The byte-string encoding uses a single 8-bit code unit for the numeric value of each character in the Latin-1 character set, including characters in the non-ASCII subset. Therefore, the entire 8 bits of space allocated for a code unit is used, with no wasted space, and character access is very efficient because every character maps to a single code unit.
Consider the Tradeoffs Between the UTF Encoding Formats
If you need to store characters outside the Latin-1 character set, or you want Unicode support for the Latin-1 character set, you must choose one of the three character encodings corresponding to UTF encoding formats. A Unicode representation is required for the characters of an Asian, Eastern European, Middle Eastern, or other non-Western-European language.
When choosing among Unicode encoding formats, you should consider which format provides the best storage-space usage and character access for the majority of the characters to be stored. Although any character can be stored in any of the three UTF encoding formats, the formats differ in terms of the amount of space that must be reserved for each character and number of code units to be used for each character. For example:
The numeric value for a Latin-1 character such as ‘A’ requires 8 bits, which is stored as a single code unit in each of the three encoding formats. No space is wasted for the character in the UTF-8 encoding. However, in the UTF-16 format, 8 bits are wasted, and in the UTF-32 format, 24 bits are wasted.
The numeric value for an uncommon character outside the Basic Multilingual Plane might require up to 21 bits. Such a character can be stored in 4 UTF-8 code units, 2 UTF-16 code units, or 1 UTF-32 code unit. Roughly the same amount of space is unused (or used for overhead) in each of the encoding formats. However, character access is less efficient in the UTF-8 or UTF-16 encoding, where multiple code units must be combined to access the character’s numeric value.

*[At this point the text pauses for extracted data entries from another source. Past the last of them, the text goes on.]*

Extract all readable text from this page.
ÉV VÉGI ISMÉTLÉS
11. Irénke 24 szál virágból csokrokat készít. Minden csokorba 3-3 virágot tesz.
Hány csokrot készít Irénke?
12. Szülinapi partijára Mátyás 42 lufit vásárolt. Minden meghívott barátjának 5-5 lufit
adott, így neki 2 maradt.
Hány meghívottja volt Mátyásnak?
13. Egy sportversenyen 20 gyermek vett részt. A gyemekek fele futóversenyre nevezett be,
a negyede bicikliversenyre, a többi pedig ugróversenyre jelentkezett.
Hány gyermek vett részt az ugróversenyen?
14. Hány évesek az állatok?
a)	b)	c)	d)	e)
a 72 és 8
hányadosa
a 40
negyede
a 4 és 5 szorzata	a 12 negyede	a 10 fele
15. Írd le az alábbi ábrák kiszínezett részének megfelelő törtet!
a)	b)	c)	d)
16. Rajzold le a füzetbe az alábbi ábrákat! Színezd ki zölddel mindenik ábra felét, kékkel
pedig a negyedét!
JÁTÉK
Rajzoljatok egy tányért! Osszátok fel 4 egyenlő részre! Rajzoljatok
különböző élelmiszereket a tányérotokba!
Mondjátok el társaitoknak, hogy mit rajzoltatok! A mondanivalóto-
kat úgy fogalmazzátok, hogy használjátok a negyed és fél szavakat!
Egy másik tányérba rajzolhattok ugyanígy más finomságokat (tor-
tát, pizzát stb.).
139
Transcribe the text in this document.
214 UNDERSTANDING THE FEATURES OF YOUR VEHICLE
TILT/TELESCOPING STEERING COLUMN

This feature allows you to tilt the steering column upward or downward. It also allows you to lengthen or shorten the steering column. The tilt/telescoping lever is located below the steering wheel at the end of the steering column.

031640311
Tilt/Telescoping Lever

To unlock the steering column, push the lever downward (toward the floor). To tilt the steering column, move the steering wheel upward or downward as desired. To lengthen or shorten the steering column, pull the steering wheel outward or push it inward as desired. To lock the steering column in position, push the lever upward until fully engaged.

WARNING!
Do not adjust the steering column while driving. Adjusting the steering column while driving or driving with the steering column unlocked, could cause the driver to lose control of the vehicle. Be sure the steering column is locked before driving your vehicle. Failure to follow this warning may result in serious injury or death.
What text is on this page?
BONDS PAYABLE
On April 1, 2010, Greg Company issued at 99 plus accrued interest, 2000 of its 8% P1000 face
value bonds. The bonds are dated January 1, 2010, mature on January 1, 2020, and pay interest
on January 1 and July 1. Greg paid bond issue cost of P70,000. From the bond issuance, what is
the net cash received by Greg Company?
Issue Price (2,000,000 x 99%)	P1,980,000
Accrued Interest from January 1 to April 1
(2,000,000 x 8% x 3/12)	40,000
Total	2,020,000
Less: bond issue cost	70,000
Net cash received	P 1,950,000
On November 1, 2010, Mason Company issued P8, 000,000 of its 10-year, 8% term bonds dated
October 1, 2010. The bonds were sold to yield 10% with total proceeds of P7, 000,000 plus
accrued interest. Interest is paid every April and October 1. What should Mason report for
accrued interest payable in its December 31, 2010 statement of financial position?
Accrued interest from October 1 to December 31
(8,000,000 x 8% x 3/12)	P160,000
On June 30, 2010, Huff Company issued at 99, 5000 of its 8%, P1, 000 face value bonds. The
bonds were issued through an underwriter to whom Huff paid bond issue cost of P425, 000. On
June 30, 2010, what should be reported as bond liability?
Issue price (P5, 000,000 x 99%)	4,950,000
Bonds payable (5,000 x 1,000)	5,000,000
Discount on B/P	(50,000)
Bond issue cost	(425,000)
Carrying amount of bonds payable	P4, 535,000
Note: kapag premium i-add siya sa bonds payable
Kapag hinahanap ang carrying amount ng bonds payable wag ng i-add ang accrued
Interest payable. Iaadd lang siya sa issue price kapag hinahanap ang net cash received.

For optimal efficiency, you should base your choice on the actual string values to be stored. If the majority of the characters in your string data will fit within 8 bits, you should consider Unicode UTF-8, regardless of the requirements of the overall character set, because larger code units allocated for the 8-bit characters will contain wasted space.
The following table summarizes the general tradeoffs among the three Unicode character encodings:
Unicode Encoding Format
Considerations
Unicode UTF-8
Most efficient storage-space usage for the Latin-1 character set.
Least efficient character access for non-Latin-1 character sets, or for Latin-1 characters in the non-ASCII subset, because many of these characters require multiple code units.
Unicode UTF-16
Most efficient storage-space usage for Asian languages.
A generally good balance between efficient storage and efficient character access.
Unicode UTF-32
Most efficient character access for any character set, but generally wastes a lot of space.
Recommended only for character sets outside the Basic Multilingual Plane.
Guidelines for Choosing a Storage Option
When choosing whether to make an attribute fixed-capacity, variable, or optimized, you should consider your application’s data and performance requirements, and make tradeoffs as follows:
 
Storage Option
Considerations
Variable
Recommended: When the strings to be stored vary widely in size or if their size cannot be predicted.
Tradeoff: Has extra storage overhead and less efficient character access.
Fixed
Recommended: When the strings to be stored are of a known size, or vary only a little in size.
Tradeoff: Cannot accommodate strings with more than the allocated number of code units; attempting to assign a longer string returns an error. Can waste a significant amount of space if string values vary widely in size.
Optimized
Recommended: When the strings to be stored are known to be generally smaller than a certain size, but are not limited to that size.
Tradeoff: Has extra storage overhead, even if the vector is never used.